The concept of Being runs throughout the history of philosophy, from its very beginnings. Although already present in Indian philosophy since the 9th century BC, it was the Eleatic Parmenides who introduced this long debate to the West, a debate that has spanned centuries and diverse cultures to the present day.

Being is therefore one of the fundamental concepts of the Western philosophical tradition. Usually, in the Greek tradition, the word BEING (einai) assumes four different meanings, which Plato will present in more detail in the Sophist dialogue, thus solving the logical and semantic problems underlying some of the central formulations of the Republic.

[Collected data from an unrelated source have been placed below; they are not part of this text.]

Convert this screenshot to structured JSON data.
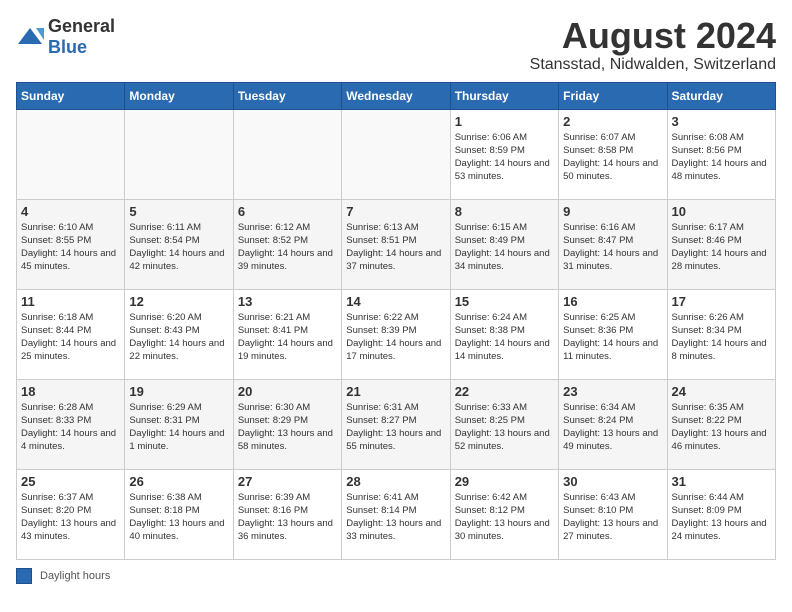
{
  "logo": {
    "general": "General",
    "blue": "Blue"
  },
  "title": "August 2024",
  "subtitle": "Stansstad, Nidwalden, Switzerland",
  "weekdays": [
    "Sunday",
    "Monday",
    "Tuesday",
    "Wednesday",
    "Thursday",
    "Friday",
    "Saturday"
  ],
  "weeks": [
    [
      {
        "day": "",
        "info": ""
      },
      {
        "day": "",
        "info": ""
      },
      {
        "day": "",
        "info": ""
      },
      {
        "day": "",
        "info": ""
      },
      {
        "day": "1",
        "info": "Sunrise: 6:06 AM\nSunset: 8:59 PM\nDaylight: 14 hours and 53 minutes."
      },
      {
        "day": "2",
        "info": "Sunrise: 6:07 AM\nSunset: 8:58 PM\nDaylight: 14 hours and 50 minutes."
      },
      {
        "day": "3",
        "info": "Sunrise: 6:08 AM\nSunset: 8:56 PM\nDaylight: 14 hours and 48 minutes."
      }
    ],
    [
      {
        "day": "4",
        "info": "Sunrise: 6:10 AM\nSunset: 8:55 PM\nDaylight: 14 hours and 45 minutes."
      },
      {
        "day": "5",
        "info": "Sunrise: 6:11 AM\nSunset: 8:54 PM\nDaylight: 14 hours and 42 minutes."
      },
      {
        "day": "6",
        "info": "Sunrise: 6:12 AM\nSunset: 8:52 PM\nDaylight: 14 hours and 39 minutes."
      },
      {
        "day": "7",
        "info": "Sunrise: 6:13 AM\nSunset: 8:51 PM\nDaylight: 14 hours and 37 minutes."
      },
      {
        "day": "8",
        "info": "Sunrise: 6:15 AM\nSunset: 8:49 PM\nDaylight: 14 hours and 34 minutes."
      },
      {
        "day": "9",
        "info": "Sunrise: 6:16 AM\nSunset: 8:47 PM\nDaylight: 14 hours and 31 minutes."
      },
      {
        "day": "10",
        "info": "Sunrise: 6:17 AM\nSunset: 8:46 PM\nDaylight: 14 hours and 28 minutes."
      }
    ],
    [
      {
        "day": "11",
        "info": "Sunrise: 6:18 AM\nSunset: 8:44 PM\nDaylight: 14 hours and 25 minutes."
      },
      {
        "day": "12",
        "info": "Sunrise: 6:20 AM\nSunset: 8:43 PM\nDaylight: 14 hours and 22 minutes."
      },
      {
        "day": "13",
        "info": "Sunrise: 6:21 AM\nSunset: 8:41 PM\nDaylight: 14 hours and 19 minutes."
      },
      {
        "day": "14",
        "info": "Sunrise: 6:22 AM\nSunset: 8:39 PM\nDaylight: 14 hours and 17 minutes."
      },
      {
        "day": "15",
        "info": "Sunrise: 6:24 AM\nSunset: 8:38 PM\nDaylight: 14 hours and 14 minutes."
      },
      {
        "day": "16",
        "info": "Sunrise: 6:25 AM\nSunset: 8:36 PM\nDaylight: 14 hours and 11 minutes."
      },
      {
        "day": "17",
        "info": "Sunrise: 6:26 AM\nSunset: 8:34 PM\nDaylight: 14 hours and 8 minutes."
      }
    ],
    [
      {
        "day": "18",
        "info": "Sunrise: 6:28 AM\nSunset: 8:33 PM\nDaylight: 14 hours and 4 minutes."
      },
      {
        "day": "19",
        "info": "Sunrise: 6:29 AM\nSunset: 8:31 PM\nDaylight: 14 hours and 1 minute."
      },
      {
        "day": "20",
        "info": "Sunrise: 6:30 AM\nSunset: 8:29 PM\nDaylight: 13 hours and 58 minutes."
      },
      {
        "day": "21",
        "info": "Sunrise: 6:31 AM\nSunset: 8:27 PM\nDaylight: 13 hours and 55 minutes."
      },
      {
        "day": "22",
        "info": "Sunrise: 6:33 AM\nSunset: 8:25 PM\nDaylight: 13 hours and 52 minutes."
      },
      {
        "day": "23",
        "info": "Sunrise: 6:34 AM\nSunset: 8:24 PM\nDaylight: 13 hours and 49 minutes."
      },
      {
        "day": "24",
        "info": "Sunrise: 6:35 AM\nSunset: 8:22 PM\nDaylight: 13 hours and 46 minutes."
      }
    ],
    [
      {
        "day": "25",
        "info": "Sunrise: 6:37 AM\nSunset: 8:20 PM\nDaylight: 13 hours and 43 minutes."
      },
      {
        "day": "26",
        "info": "Sunrise: 6:38 AM\nSunset: 8:18 PM\nDaylight: 13 hours and 40 minutes."
      },
      {
        "day": "27",
        "info": "Sunrise: 6:39 AM\nSunset: 8:16 PM\nDaylight: 13 hours and 36 minutes."
      },
      {
        "day": "28",
        "info": "Sunrise: 6:41 AM\nSunset: 8:14 PM\nDaylight: 13 hours and 33 minutes."
      },
      {
        "day": "29",
        "info": "Sunrise: 6:42 AM\nSunset: 8:12 PM\nDaylight: 13 hours and 30 minutes."
      },
      {
        "day": "30",
        "info": "Sunrise: 6:43 AM\nSunset: 8:10 PM\nDaylight: 13 hours and 27 minutes."
      },
      {
        "day": "31",
        "info": "Sunrise: 6:44 AM\nSunset: 8:09 PM\nDaylight: 13 hours and 24 minutes."
      }
    ]
  ],
  "footer": {
    "legend_label": "Daylight hours"
  }
}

  1. Existence: to express the fact that a certain thing exists. For example: "the grass is" (= exists), but also "the unicorn is" (at least in the sense of mental existence). Let us remember that the Greeks did not have a specific word for existence.
  2. Identity: to identify and/or distinguish something and/or someone in relation to oneself and/or others. For example, "A=A" or "Beauty is beautiful".
  3. Predication: to express a property of a given object. For example: "y is x" or the apple is red. Plato discovered that a condition of predication is "there must be no identity between the referents of the names placed in the positions of subject and predicate." For example: "Venus is the morning star." Grammatically, we have a subject and a predicate, but logically we have a false predication, since "Venus" and "the morning star" are terms whose object is the same, one of the planets in the Solar System.
  4. Veritative: In his later dialogues, Plato managed to separate veritative values ​​from ontology; that is, true and false became qualities of discourse about the world. Plato shifts truth from BEING to discourse. The metalinguistic sense of truth allows the verb TO BE to signify the truth of a proposition. In philosophy, being is considered not only as a verb (to exist) but also as a noun ("everything that is").

The terms "being" and "existence" can have different meanings, although in everyday language they may be synonymous ("being" as in "the fact of being" = existence). The identitative and predicative forms are the subject of study in logic.